The venue was Point 101, a futuristic plate-glass cube underneath Centre Point, Oxford Street. At the flash of my invitation card — a colour photograph of a pitch invasion — three nervous bouncers sprang aside to admit me. They saw I was minus that tell-tale violent glint in my eye, and I was dressed like a prat, but one never really knows. At the top of the stairs, a wall of V-shaped backs and shaved heads besieging a rectangular bar, a long mezzanine balcony overlooking the downstairs bar, with a low rail, absolutely made for chucking people off, and Desmond Decker supplying the sounds. Off to one side, a small line of penitents, at the end of which stood the black hooligan Pope himself, Cass Pennant, in a black ‘Peaceful Hooligan’ Tshirt, autographing copies and conferring confidential blessings.

I shouldered my way to the bar. I was a bit unsteady on my feet and lurched heavily into those on either side, one of whom looked at me in surprise. ‘Sorry, mate,’ he said. ‘No.
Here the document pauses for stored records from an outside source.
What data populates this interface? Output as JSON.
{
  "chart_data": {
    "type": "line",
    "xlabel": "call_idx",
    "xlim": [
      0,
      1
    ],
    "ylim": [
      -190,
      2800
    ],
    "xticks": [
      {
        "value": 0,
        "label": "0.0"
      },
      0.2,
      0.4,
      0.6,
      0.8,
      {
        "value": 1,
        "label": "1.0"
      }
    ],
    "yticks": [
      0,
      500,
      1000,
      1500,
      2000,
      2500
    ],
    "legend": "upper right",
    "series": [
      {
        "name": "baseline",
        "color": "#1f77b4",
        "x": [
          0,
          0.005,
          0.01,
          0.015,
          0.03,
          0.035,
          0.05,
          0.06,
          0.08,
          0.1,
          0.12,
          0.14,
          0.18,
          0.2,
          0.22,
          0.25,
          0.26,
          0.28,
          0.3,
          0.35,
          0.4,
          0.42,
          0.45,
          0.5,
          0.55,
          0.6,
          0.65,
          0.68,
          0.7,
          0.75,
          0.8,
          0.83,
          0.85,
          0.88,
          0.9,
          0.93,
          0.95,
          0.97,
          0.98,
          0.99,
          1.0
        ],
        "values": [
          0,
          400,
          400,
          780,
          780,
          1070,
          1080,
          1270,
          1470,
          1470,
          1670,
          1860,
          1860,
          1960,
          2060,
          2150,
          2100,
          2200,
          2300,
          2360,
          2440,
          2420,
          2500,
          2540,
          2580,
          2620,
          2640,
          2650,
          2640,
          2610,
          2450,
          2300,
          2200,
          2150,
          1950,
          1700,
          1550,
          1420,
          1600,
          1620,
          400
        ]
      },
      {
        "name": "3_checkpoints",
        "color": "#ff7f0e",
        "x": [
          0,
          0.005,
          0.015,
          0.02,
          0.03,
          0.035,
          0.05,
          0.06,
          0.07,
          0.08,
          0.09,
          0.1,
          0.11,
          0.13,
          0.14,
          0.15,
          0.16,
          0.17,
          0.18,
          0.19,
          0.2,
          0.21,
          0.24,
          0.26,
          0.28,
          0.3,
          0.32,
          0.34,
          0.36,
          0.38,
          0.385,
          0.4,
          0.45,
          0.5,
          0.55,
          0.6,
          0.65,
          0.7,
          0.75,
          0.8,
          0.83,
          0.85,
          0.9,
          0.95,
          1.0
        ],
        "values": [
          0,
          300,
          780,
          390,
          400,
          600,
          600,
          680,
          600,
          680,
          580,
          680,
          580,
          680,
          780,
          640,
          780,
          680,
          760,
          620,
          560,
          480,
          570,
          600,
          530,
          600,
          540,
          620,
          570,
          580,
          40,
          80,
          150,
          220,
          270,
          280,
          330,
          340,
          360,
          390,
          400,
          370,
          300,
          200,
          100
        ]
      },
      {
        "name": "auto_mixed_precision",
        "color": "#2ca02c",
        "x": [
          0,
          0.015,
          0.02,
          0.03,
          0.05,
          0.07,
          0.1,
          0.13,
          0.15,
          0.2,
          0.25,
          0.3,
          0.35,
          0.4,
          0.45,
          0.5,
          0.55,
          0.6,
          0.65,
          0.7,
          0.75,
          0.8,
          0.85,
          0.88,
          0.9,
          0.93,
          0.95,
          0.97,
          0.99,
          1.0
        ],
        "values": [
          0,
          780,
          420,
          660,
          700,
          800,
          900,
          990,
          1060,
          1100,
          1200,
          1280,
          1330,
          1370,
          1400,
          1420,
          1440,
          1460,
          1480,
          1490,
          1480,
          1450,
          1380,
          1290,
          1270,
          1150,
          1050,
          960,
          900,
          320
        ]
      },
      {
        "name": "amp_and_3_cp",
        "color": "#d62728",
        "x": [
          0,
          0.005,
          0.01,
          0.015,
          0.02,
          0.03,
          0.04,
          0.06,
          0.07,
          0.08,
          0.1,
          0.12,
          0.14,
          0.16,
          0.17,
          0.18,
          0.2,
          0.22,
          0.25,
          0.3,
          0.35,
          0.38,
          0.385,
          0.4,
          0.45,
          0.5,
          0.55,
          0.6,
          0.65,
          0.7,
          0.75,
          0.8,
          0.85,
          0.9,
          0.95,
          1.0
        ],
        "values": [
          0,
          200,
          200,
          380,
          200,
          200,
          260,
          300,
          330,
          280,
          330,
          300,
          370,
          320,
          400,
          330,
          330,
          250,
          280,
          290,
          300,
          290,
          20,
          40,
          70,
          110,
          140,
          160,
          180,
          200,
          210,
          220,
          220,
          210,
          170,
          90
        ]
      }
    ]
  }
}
I’m sorry,’ I said. ‘No,’ he said. ‘My fault.’ And it was like that. Everyone apologising and holding toilet doors open for everyone else because you didn’t know whether you were looking at an elite Moscow football hooligan or a sales rep from the publishing company. Far from having a low flash point, the evening was one of irenic calm and impeccable good manners, the latter characterised, I believe, as ‘respect’.

I haven’t been to West Ham much in the last few years. The only person I immediately recognised was Bunter. ‘So this is how we’ve all ended up,’ I said, as we pissed side by side in the downstairs lavatory. ‘Poshing in a piss toilet at Cass’s book launch.’ ‘Yep,’ said Bunter, now a philosophical grandfather, hauling up his flies. We went back upstairs, but went in the wrong door and found ourselves confronted by another bar, which was empty. For a full second I was utterly panic-stricken by the thought that in the time it had taken me to go to the lavatory and back, everyone had disappeared.